Lukács also, if I am to believe the summaries, hewed to the idea of the banal detail, the ordinary, as the correct means to bolster the synecdoche by which art gestures toward a totality.
It is this embrace of the ordinary which seems to be the embrace of the medium.
When we struggle against the medium, we're seeking to show you directly something sublime. We're erasing the banal and ordinary, we're painting in something we think points directly to the sublime. When we photoshop out the cigarette butt on the ground, we're seeking to eliminate the ordinary and to replace it with the remarkable, and in doing so we uproot the photograph from its reality.

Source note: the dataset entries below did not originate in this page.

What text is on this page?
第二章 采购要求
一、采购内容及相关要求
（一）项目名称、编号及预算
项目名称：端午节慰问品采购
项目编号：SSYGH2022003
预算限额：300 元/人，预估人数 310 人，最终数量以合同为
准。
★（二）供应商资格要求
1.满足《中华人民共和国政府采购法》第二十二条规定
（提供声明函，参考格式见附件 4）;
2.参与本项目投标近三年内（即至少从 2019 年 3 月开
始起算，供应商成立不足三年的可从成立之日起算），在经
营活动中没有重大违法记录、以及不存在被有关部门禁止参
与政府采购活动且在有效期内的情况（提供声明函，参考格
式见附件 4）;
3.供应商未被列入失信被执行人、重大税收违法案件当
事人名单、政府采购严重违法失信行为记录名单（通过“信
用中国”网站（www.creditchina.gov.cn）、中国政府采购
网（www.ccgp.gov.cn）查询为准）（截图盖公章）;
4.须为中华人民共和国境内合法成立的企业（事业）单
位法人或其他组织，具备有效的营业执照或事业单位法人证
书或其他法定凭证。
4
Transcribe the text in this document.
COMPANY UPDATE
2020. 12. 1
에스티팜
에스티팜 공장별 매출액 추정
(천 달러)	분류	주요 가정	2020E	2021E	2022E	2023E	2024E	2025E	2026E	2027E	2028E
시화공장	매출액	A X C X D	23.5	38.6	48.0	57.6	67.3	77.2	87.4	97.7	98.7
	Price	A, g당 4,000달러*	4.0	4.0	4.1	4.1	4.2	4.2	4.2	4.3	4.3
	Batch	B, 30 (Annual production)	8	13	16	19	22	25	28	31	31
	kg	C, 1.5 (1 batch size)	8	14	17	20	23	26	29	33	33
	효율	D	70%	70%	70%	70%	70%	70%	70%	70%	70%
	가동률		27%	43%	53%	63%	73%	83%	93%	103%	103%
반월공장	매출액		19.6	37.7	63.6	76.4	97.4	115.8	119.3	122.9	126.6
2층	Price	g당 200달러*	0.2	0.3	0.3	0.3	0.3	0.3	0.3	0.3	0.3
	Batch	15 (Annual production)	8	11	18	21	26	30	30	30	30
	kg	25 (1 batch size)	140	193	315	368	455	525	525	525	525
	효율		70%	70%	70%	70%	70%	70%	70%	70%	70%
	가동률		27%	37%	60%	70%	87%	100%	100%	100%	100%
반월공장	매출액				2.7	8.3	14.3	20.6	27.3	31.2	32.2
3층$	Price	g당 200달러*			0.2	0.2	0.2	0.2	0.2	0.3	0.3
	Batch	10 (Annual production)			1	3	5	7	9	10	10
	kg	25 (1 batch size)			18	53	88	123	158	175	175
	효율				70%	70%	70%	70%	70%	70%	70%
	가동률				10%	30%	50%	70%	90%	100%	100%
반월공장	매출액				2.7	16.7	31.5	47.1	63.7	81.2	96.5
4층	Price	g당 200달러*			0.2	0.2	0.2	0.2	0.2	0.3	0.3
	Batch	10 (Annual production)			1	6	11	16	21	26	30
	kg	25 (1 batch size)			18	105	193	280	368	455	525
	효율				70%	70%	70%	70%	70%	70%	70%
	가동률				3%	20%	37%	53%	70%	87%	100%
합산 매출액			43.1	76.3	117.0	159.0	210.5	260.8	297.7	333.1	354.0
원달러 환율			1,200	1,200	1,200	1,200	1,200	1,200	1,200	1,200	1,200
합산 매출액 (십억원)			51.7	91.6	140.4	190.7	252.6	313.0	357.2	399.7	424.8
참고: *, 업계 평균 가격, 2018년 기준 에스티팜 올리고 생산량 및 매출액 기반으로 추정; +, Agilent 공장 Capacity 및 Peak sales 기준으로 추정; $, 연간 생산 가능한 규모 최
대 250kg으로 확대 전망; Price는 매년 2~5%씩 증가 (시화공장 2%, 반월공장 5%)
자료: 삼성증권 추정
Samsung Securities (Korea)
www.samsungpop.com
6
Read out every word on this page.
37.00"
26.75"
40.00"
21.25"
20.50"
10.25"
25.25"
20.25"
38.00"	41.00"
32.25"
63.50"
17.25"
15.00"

This same argument applies to staging, to posing, to a any number of pre-exposure shenanigans. The most photographic thing is to simply point the camera at what is, and mash the button. This will, by necessity, preserve all those banal details, all those shabby bits
and pieces and flavors and atmosphere that grounds the photo in reality. These, in turn, might perform the punctum dance, or embrace the medium sufficiently so as to produce the totality, or if you prefer will simply result in a photographic print that looks like a photographic print.
These are all the same thing. It is the blockheadedly direct photograph which is more "photographic" and which most induces that sensation of being present, that sensation which induces us to imagine the world around the photograph, to expand the slender picture to a complete, total, world.
It is the most blockheadedly direct photograph which allows the photograph to most fully function as a photograph naturally does.
I am no Sadakichi Hartmann, in so many ways, but in particular I do not rail so against anything which is not straight photography. Do what you will, and if you desire to make your photo look like a collection of gumdrops, or half-etching and half-pencil drawing, it matters nothing to me. You be you, I urge you to follow your muse wherever it leads.
No, I mean only to speak to a particular kind of result, the kind of result that is in some sense the most natural photographic result. This kind of photograph embraces the nature of the photograph fully, contains the unintended detail, the atmosphere of the banal, the ordinary subject. It eschews heavy cleanup after the exposure, as well as any emphasis on setup, posing, and so on. In doing so, the photograph appears most like the world at which the camera is directed; in doing so it most abets that presence of viewer in the scene, and thereby abets the imaginative construction of the total world around the photo.
This is the thing photographs do best, most naturally.
This is an argument that has been made, in various forms and guises, for most of the 20th century, and here we are again. I am making it again. There is, and I dare say always will be, a tension between the urge to do as much work as possible to control the frame, and the urge to reveal and record as directly and transparently as possible that which is.
Photography is just a tool, it does both perfectly well, and much else besides. Do what you will, nobody is trying to take Photoshop away from you.
What photographs do most naturally, most effortlessly, is reveal that which is. They testify to the existence of that which was. If you choose not to argue with that, you get a thing, and a marvelously effective and powerful thing it can be.